Staff buy-in to the brand and what it stands for is crucial to alignment. Employees who believe are your finest ambassadors. Employees who feel frustrated and unhappy are assassins.  So how you hire, treat and train your staff is crucial to building a consistent brand. Involve your staff in the branding process – and they will reward you by becoming more involved.

So when they answer the phone, and there is a complaint, your staff won’t dismiss it as, “Oh, that’s just the ad campaign, ma’am. That’s not how we do things. Lol!”

Instead, your staff will feel personally involved and help fix the issue. Whatever it is.

Now that’s brand alignment.
Hilton Rose
Your Brand Agency | Director
linkedin.com/in/hiltonrose | Skype: hilton293

Tuesday 10 July 2012

Dave. He’s why branding is so important

 
Dave. He’s why branding is so important
Dave is the guy that you’ve known all your life. You remember the first time you met. It was the seventies.  He wore brown tracksuits. But there was something special about him. He stood out, even though everyone, even you, was wearing brown tracksuits.
And though you grew up, graduated, got a job, Dave was always there. He stayed with you. Sure, he changed with the times. Everybody did. His hairstyles stayed current. His clothes stayed sharp. He even learnt to dance like a robot.
But there was something solid about him. You were always able to recognise him as the Dave you’d always known. You knew that, whatever happened, you could rely on Dave to deliver on his, well, “Dave-ness”.
Dave is Coca-Cola.
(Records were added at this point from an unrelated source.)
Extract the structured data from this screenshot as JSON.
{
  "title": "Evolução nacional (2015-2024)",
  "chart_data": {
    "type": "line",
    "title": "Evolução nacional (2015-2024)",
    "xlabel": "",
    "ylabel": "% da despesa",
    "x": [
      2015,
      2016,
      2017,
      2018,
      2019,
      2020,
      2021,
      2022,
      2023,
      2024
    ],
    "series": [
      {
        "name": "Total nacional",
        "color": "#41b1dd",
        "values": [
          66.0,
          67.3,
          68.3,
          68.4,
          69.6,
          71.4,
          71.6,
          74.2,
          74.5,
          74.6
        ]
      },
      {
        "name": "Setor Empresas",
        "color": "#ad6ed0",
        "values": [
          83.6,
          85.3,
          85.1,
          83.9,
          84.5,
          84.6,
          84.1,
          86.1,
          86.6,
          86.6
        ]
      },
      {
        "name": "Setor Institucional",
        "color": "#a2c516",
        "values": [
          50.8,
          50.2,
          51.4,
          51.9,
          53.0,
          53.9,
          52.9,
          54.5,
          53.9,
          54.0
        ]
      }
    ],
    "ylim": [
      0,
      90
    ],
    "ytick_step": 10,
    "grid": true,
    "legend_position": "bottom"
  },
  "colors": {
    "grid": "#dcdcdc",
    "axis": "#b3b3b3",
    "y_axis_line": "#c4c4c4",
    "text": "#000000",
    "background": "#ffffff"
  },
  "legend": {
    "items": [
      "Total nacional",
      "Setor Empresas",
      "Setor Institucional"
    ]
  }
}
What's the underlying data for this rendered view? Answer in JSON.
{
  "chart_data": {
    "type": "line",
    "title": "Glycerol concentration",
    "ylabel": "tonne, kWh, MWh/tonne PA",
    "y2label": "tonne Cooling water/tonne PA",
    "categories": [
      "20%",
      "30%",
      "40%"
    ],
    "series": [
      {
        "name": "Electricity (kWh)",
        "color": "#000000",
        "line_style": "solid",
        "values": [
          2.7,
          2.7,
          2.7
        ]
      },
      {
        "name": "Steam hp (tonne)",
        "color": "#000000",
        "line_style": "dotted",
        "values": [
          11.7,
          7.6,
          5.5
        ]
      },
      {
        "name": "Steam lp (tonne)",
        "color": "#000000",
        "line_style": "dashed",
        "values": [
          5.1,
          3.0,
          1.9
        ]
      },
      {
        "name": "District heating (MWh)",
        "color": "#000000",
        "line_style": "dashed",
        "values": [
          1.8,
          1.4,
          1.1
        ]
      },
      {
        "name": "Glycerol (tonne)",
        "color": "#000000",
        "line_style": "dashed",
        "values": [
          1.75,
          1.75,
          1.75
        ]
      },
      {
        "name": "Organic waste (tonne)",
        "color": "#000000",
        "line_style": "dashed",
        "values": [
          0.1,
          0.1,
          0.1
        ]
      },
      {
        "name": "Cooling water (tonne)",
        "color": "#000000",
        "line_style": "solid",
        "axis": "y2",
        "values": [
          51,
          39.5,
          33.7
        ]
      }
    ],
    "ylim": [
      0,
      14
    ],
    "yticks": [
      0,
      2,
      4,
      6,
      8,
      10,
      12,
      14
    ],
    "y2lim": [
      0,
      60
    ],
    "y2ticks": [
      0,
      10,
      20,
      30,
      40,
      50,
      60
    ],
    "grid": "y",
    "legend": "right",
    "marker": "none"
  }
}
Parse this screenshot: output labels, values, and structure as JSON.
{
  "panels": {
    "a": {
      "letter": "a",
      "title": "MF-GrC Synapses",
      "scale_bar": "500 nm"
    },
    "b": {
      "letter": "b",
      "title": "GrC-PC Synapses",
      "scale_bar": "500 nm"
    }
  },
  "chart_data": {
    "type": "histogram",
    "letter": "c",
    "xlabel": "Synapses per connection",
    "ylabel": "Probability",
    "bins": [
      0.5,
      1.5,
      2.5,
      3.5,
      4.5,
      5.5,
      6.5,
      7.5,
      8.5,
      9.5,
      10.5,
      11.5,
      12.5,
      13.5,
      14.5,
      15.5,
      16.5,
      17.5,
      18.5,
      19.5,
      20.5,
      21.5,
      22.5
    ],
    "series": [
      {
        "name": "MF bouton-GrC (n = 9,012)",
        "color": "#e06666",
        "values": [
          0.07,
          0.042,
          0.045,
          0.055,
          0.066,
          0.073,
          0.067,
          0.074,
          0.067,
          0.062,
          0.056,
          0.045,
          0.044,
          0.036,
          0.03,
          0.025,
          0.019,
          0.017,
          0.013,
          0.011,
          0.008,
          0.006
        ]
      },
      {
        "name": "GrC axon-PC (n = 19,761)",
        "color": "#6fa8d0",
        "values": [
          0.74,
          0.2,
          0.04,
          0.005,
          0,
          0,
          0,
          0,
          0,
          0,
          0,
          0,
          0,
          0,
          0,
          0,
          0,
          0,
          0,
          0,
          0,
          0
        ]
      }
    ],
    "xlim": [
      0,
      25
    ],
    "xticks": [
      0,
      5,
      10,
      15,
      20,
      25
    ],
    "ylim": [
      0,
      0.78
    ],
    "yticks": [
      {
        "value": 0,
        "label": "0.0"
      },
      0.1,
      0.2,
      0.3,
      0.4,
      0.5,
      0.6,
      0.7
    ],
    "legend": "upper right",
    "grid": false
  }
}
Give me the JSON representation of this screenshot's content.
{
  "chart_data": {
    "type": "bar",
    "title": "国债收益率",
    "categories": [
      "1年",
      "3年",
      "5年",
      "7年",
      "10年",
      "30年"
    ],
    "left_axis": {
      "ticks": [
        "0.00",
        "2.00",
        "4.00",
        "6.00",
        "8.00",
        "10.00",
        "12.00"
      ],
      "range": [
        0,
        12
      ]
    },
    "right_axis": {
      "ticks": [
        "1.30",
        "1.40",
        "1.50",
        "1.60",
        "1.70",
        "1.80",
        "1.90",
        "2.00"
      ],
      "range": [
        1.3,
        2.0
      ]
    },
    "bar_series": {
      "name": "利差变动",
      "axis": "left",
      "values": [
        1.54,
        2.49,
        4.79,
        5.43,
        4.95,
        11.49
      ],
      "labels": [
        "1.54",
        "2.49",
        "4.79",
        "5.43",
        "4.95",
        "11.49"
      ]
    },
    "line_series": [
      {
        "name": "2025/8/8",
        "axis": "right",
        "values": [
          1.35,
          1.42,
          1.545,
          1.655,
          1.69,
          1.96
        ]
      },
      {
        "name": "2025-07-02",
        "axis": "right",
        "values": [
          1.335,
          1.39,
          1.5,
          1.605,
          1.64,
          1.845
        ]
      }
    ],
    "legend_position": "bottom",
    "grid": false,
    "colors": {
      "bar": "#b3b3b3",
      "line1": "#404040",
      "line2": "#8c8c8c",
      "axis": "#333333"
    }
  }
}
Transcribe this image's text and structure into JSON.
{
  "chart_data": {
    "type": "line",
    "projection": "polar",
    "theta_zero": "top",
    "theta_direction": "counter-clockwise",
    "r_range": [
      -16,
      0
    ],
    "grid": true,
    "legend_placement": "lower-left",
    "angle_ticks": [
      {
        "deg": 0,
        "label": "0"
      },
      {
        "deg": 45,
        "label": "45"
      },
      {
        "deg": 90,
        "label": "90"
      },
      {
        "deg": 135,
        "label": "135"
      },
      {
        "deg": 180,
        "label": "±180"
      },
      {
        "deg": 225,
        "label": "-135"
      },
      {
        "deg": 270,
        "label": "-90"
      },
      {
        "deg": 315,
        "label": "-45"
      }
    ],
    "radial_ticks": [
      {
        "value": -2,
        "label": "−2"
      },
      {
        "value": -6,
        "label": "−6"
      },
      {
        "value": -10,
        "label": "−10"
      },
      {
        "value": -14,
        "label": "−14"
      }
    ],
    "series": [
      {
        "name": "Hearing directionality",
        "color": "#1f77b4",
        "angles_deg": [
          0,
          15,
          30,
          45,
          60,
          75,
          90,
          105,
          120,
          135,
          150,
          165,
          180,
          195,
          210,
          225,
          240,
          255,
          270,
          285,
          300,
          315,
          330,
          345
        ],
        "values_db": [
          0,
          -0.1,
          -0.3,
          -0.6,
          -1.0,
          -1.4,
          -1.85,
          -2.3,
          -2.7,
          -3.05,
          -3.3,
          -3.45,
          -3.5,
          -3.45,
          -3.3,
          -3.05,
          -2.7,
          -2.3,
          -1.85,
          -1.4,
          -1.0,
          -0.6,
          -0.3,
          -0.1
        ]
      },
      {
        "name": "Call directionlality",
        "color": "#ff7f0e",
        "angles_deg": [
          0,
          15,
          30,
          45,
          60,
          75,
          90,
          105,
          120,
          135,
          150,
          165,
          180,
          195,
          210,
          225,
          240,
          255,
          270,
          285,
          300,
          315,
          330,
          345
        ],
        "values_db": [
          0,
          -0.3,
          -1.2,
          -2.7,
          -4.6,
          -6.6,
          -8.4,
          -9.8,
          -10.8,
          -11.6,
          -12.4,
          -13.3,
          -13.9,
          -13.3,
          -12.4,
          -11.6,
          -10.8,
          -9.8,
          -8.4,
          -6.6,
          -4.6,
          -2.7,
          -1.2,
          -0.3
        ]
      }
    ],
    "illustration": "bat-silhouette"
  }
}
Every time you shared a Coke with a friend or watched a Coke ad in a darkened cinema or saw a Coke sign mounted above your local cafe, you’ve spent time with a brand you’ve known all your life. A brand you’d probably call a friend. In fact, a brand you’ve spent so much time with, it’s almost part of your family.
That’s why branding is important.
Because when Coca-Cola came up with New Coke or Cherry Coke, and it didn’t quite work, you cut it some slack. Just as you might a friend who didn’t quite get that latest look just right.
Because even when, in that famous blind-taste test, Pepsi beat Coke on the basis of pure flavour, you didn’t run off with the new, hot thing. OK, Dave might not be the handsomest kid on the block anymore, but he’s still your Dave. He’s the one you’ve shared a life-long friendship with.
And because even when people tell you that when Coke was really, really young, it mixed cocaine into its cool drink, you forgave that too. Hell, everyone does crazy stuff when they’re young.
So why is that you are so accommodating? Because Coke is Coke and Dave is Dave.  And just like Dave’s always stuck with you, well, you’ll always stick with him.
Because over the years, over ALL the years, Dave has always been consistent. You know that whatever he does in the future, whatever products and services he offers under the name of his brand, and chances are you’re still going to be his friend.
And that’s what makes branding so important. It’s about creating an identity that people can trust and rely upon, an identity so special that people will celebrate its successes and forgive it its failures - whether it’s a guy called Dave or the world’s largest cola.